One of the key cases being examined by the committee is the conduct of financial planners in CBA dealer group Commonwealth FP (CFP), as well as ASIC’s response to the allegations of wrongdoing.

“A number of former CFP clients provided evidence that indicated that they had suffered significant losses because of the conduct of some unscrupulous advisers,” said Senator Mark Bishop in the interim report.

“[The former clients] spoke of being bullied by CFP/the CBA, and described the stress and uncertainty that they and their families suffered as a result of misconduct at CFP,” said Mr Bishop.

“The inquiry raised questions about CFP's sales-based culture, which was described as 'toxic' at a public hearing. Allegations of forgery and a cover-up within CFP have also been aired,” he said.

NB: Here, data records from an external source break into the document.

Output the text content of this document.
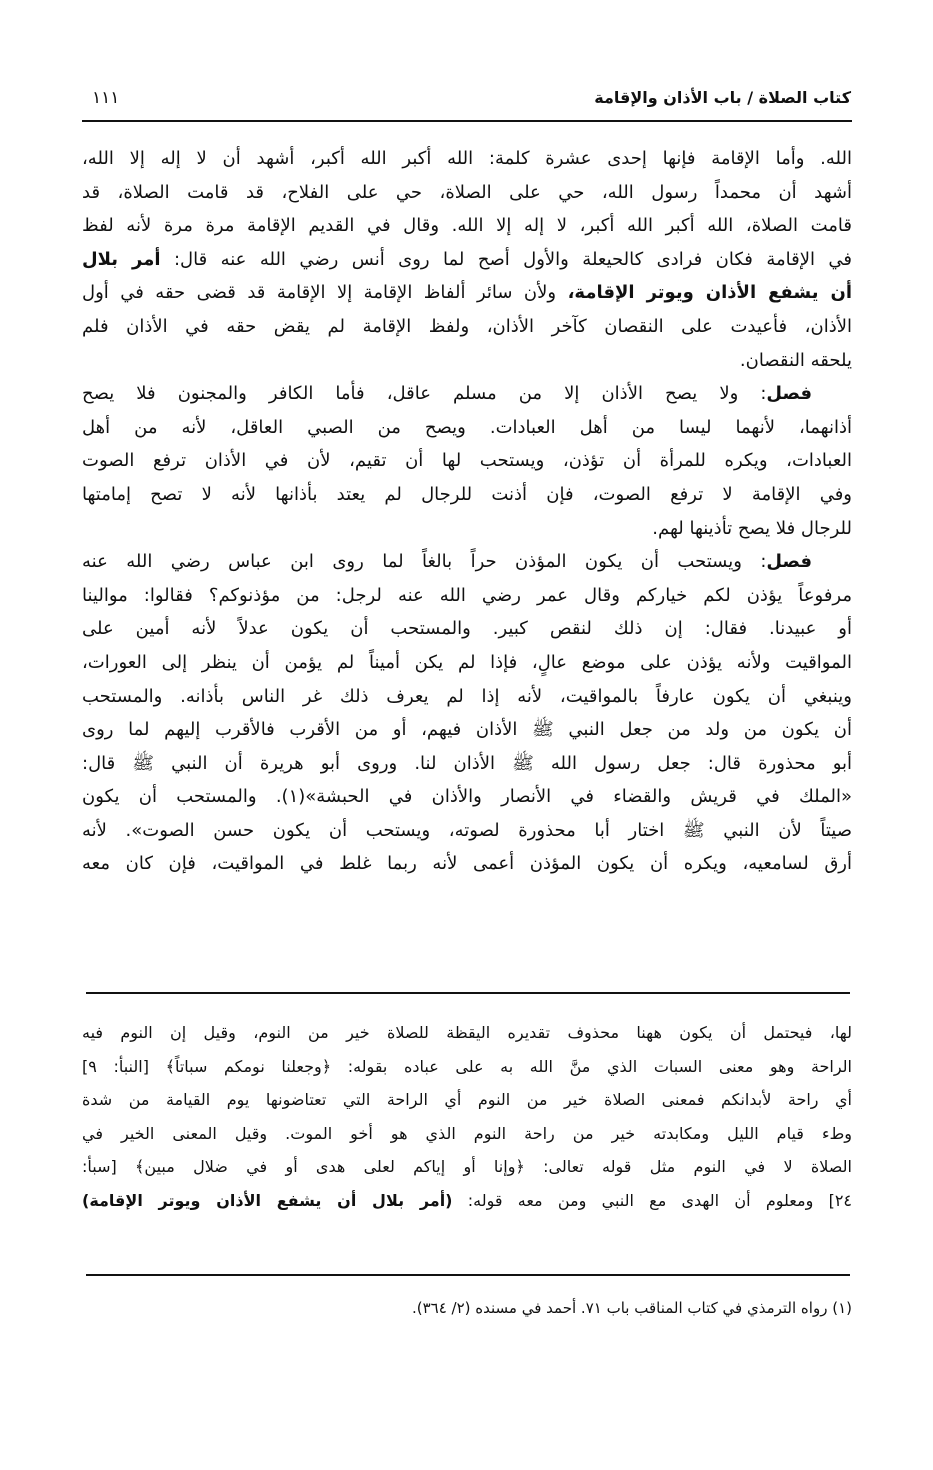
كتاب الصلاة / باب الأذان والإقامة
١١١
الله. وأما الإقامة فإنها إحدى عشرة كلمة: الله أكبر الله أكبر، أشهد أن لا إله إلا الله،
أشهد أن محمداً رسول الله، حي على الصلاة، حي على الفلاح، قد قامت الصلاة، قد
قامت الصلاة، الله أكبر الله أكبر، لا إله إلا الله. وقال في القديم الإقامة مرة مرة لأنه لفظ
في الإقامة فكان فرادى كالحيعلة والأول أصح لما روى أنس رضي الله عنه قال: أمر بلال
أن يشفع الأذان ويوتر الإقامة، ولأن سائر ألفاظ الإقامة إلا الإقامة قد قضى حقه في أول
الأذان، فأعيدت على النقصان كآخر الأذان، ولفظ الإقامة لم يقض حقه في الأذان فلم
يلحقه النقصان.
فصل: ولا يصح الأذان إلا من مسلم عاقل، فأما الكافر والمجنون فلا يصح
أذانهما، لأنهما ليسا من أهل العبادات. ويصح من الصبي العاقل، لأنه من أهل
العبادات، ويكره للمرأة أن تؤذن، ويستحب لها أن تقيم، لأن في الأذان ترفع الصوت
وفي الإقامة لا ترفع الصوت، فإن أذنت للرجال لم يعتد بأذانها لأنه لا تصح إمامتها
للرجال فلا يصح تأذينها لهم.
فصل: ويستحب أن يكون المؤذن حراً بالغاً لما روى ابن عباس رضي الله عنه
مرفوعاً يؤذن لكم خياركم وقال عمر رضي الله عنه لرجل: من مؤذنوكم؟ فقالوا: موالينا
أو عبيدنا. فقال: إن ذلك لنقص كبير. والمستحب أن يكون عدلاً لأنه أمين على
المواقيت ولأنه يؤذن على موضع عالٍ، فإذا لم يكن أميناً لم يؤمن أن ينظر إلى العورات،
وينبغي أن يكون عارفاً بالمواقيت، لأنه إذا لم يعرف ذلك غر الناس بأذانه. والمستحب
أن يكون من ولد من جعل النبي ﷺ الأذان فيهم، أو من الأقرب فالأقرب إليهم لما روى
أبو محذورة قال: جعل رسول الله ﷺ الأذان لنا. وروى أبو هريرة أن النبي ﷺ قال:
«الملك في قريش والقضاء في الأنصار والأذان في الحبشة»(١). والمستحب أن يكون
صيتاً لأن النبي ﷺ اختار أبا محذورة لصوته، ويستحب أن يكون حسن الصوت». لأنه
أرق لسامعيه، ويكره أن يكون المؤذن أعمى لأنه ربما غلط في المواقيت، فإن كان معه
لها، فيحتمل أن يكون ههنا محذوف تقديره اليقظة للصلاة خير من النوم، وقيل إن النوم فيه
الراحة وهو معنى السبات الذي منَّ الله به على عباده بقوله: ﴿وجعلنا نومكم سباتاً﴾ [النبأ: ٩]
أي راحة لأبدانكم فمعنى الصلاة خير من النوم أي الراحة التي تعتاضونها يوم القيامة من شدة
وطء قيام الليل ومكابدته خير من راحة النوم الذي هو أخو الموت. وقيل المعنى الخير في
الصلاة لا في النوم مثل قوله تعالى: ﴿وإنا أو إياكم لعلى هدى أو في ضلال مبين﴾ [سبأ:
٢٤] ومعلوم أن الهدى مع النبي ومن معه قوله: (أمر بلال أن يشفع الأذان ويوتر الإقامة)
(١) رواه الترمذي في كتاب المناقب باب ٧١. أحمد في مسنده (٢/ ٣٦٤).
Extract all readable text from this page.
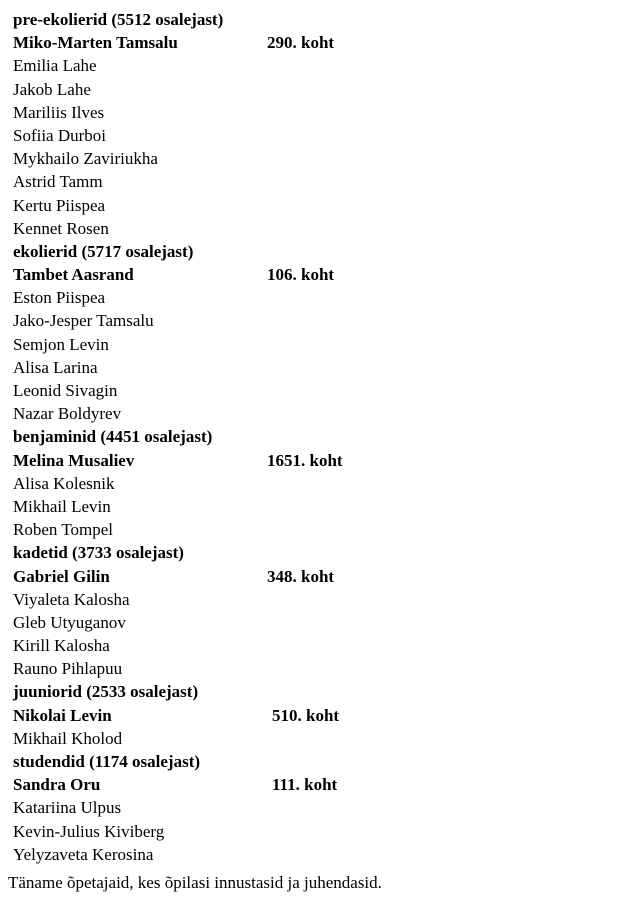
pre-ekolierid (5512 osalejast)
Miko-Marten Tamsalu	290. koht
Emilia Lahe
Jakob Lahe
Mariliis Ilves
Sofiia Durboi
Mykhailo Zaviriukha
Astrid Tamm
Kertu Piispea
Kennet Rosen
ekolierid (5717 osalejast)
Tambet Aasrand	106. koht
Eston Piispea
Jako-Jesper Tamsalu
Semjon Levin
Alisa Larina
Leonid Sivagin
Nazar Boldyrev
benjaminid (4451 osalejast)
Melina Musaliev	1651. koht
Alisa Kolesnik
Mikhail Levin
Roben Tompel
kadetid (3733 osalejast)
Gabriel Gilin	348. koht
Viyaleta Kalosha
Gleb Utyuganov
Kirill Kalosha
Rauno Pihlapuu
juuniorid (2533 osalejast)
Nikolai Levin	510. koht
Mikhail Kholod
studendid (1174 osalejast)
Sandra Oru	111. koht
Katariina Ulpus
Kevin-Julius Kiviberg
Yelyzaveta Kerosina
Täname õpetajaid, kes õpilasi innustasid ja juhendasid.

The inquiry was set to deliver its final report today, but recent changes to the CBA submission have resulted in the delay of the report until no later than 26 June.

On 16 May 2014, the Senate committee was advised by the CBA and ASIC that there were “inconsistencies” in the way in which the compensation arrangements for Commonwealth FP clients were applied.

“This revelation suggested that, for some time, the CBA had not kept either the committee or ASIC fully informed about the compensation process for clients affected by serious misconduct within CBA's businesses,” said Mr Bishop.

“The latest information that ASIC and the CBA provided to the committee in order to correct the record was sketchy and left many key questions unanswered,” he said.

“[The information] included the number of affected clients who did not receive correspondence from CFP and those who missed out on the offer of $5,000 to help them pay for an expert assessor to assist their claim,” said Mr Bishop.

“Concerned that it may still not have a correct understanding of what has happened, the committee has sought additional information and clarification from both ASIC and the bank on this matter of central importance to the committee's inquiry and report.

“In light of these surprise developments, the committee is of the view that it requires more time to assess the significance the new evidence coming to light and the responses it expects to receive from ASIC and the CBA,” said Mr Bishop.